Improvised spaces, ideally, honour our subjectivities; working from our starting place of irrevocable difference, and learning to listen from that space. But they also involve the group, the other, and in doing so, acknowledge them. After all, the very concept of “negotiation” requires that there be more than one locus out from which negotiations occur.
Closing Thoughts on the Importance of Play Who You Are
Creating these spaces is no easy task, and I would not want to suggest that this past summer was not a success. It was, in its own way. Play Who You Are has been fantastically successful over the years (and this past year, while challenging, was no exception.)

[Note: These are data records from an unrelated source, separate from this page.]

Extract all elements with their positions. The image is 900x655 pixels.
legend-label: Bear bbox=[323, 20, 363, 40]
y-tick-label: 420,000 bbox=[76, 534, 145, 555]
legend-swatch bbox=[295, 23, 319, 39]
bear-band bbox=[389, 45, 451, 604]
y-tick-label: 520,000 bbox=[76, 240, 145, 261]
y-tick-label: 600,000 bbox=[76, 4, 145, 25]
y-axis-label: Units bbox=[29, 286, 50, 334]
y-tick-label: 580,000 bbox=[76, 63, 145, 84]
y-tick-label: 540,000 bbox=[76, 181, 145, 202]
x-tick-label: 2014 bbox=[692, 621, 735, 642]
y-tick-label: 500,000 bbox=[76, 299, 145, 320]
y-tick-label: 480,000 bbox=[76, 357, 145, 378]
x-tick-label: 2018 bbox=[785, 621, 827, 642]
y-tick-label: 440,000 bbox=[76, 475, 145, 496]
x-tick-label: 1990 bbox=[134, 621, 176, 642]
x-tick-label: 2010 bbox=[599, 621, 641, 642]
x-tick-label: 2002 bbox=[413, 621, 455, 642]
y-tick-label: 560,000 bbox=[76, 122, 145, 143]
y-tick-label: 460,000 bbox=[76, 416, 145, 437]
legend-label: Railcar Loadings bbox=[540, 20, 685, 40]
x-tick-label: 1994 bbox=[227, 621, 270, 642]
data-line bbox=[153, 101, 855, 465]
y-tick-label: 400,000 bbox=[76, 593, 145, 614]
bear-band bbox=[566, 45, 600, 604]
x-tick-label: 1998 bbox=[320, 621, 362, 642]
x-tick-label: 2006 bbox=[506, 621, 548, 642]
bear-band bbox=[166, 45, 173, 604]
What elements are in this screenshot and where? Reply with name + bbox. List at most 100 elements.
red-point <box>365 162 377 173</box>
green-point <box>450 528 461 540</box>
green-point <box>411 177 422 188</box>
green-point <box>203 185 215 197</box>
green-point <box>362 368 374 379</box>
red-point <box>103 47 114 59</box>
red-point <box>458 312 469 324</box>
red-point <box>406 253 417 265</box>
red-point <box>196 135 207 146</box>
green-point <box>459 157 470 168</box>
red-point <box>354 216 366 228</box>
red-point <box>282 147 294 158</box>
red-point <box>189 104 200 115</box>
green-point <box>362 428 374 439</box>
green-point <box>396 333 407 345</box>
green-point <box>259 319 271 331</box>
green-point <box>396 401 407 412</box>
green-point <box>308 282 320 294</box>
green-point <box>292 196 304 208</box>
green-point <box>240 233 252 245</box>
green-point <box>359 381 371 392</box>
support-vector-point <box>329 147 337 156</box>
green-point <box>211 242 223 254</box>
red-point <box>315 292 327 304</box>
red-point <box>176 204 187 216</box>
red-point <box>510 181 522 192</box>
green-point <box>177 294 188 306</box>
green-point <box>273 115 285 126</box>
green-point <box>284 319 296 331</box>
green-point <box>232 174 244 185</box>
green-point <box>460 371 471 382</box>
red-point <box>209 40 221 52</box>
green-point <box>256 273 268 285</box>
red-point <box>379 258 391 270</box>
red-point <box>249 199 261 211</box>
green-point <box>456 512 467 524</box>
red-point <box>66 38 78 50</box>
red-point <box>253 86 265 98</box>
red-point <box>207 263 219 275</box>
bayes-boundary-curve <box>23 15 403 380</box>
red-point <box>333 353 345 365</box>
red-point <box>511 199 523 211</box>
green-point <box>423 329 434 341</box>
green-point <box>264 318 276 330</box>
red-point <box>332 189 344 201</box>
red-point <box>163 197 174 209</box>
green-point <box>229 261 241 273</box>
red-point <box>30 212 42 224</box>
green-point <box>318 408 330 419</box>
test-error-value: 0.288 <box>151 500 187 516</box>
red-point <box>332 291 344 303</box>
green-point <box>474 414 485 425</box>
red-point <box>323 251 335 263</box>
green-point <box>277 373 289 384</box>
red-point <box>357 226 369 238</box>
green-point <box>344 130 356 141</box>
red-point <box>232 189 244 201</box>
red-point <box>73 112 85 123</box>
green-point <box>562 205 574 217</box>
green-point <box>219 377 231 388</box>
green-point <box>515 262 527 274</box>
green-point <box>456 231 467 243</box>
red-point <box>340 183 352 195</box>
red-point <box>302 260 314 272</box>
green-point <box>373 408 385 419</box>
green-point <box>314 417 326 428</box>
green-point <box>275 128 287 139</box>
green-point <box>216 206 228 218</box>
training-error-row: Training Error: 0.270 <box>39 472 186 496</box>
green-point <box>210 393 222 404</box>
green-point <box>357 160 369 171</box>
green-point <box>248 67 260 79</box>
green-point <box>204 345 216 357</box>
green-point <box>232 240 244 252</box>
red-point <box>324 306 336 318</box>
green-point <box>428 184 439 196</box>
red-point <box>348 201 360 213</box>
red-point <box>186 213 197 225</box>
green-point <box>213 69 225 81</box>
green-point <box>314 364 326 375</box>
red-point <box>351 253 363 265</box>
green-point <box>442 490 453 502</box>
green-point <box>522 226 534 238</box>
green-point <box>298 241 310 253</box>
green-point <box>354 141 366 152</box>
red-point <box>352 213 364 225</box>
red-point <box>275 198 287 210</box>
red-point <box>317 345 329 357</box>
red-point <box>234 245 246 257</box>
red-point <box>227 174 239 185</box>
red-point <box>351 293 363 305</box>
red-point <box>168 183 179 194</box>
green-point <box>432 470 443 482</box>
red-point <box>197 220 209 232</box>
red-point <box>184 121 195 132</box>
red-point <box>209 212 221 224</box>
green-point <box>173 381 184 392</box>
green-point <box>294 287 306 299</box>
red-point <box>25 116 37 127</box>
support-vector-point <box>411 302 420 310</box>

Play Who You Are involves filmed interview sessions, for those who’d like to speak about their experience in front of the camera. This year, one of these interviews involved a fifteen year old who, at the beginning of the week, seemed unlikely to want to interview, or even to participate in the activities. But she did participate, primarily, in the activities that had a clear description. Mid week, she also came, of her own volition, onto the camera to describe her experience.
This can be interpreted as being a net positive from the program, seeing it as an instrument for her flourishing. This is not a bad way to see it. But an additional way to see it is that something happened in the space that empowered her to feel free and safe to explore; she was able to speak, from her perspective, on what she felt in the program. At one point, in one of the more structured parts of the program, she and I ended up together in an exercise where we had the temporary “power” to gently control how the other would move (e.g., I would tap her arm lightly or firmly, and she would move it according to how she ”read” that tap.) We had to attend to the non-verbal insinuations from each other, and interpret them. We had to yield some expectations of what each would mean, and remain firm with others. And that was, for me, a moment where our subjectivities were honoured across our differences—a truly successful moment of agreement.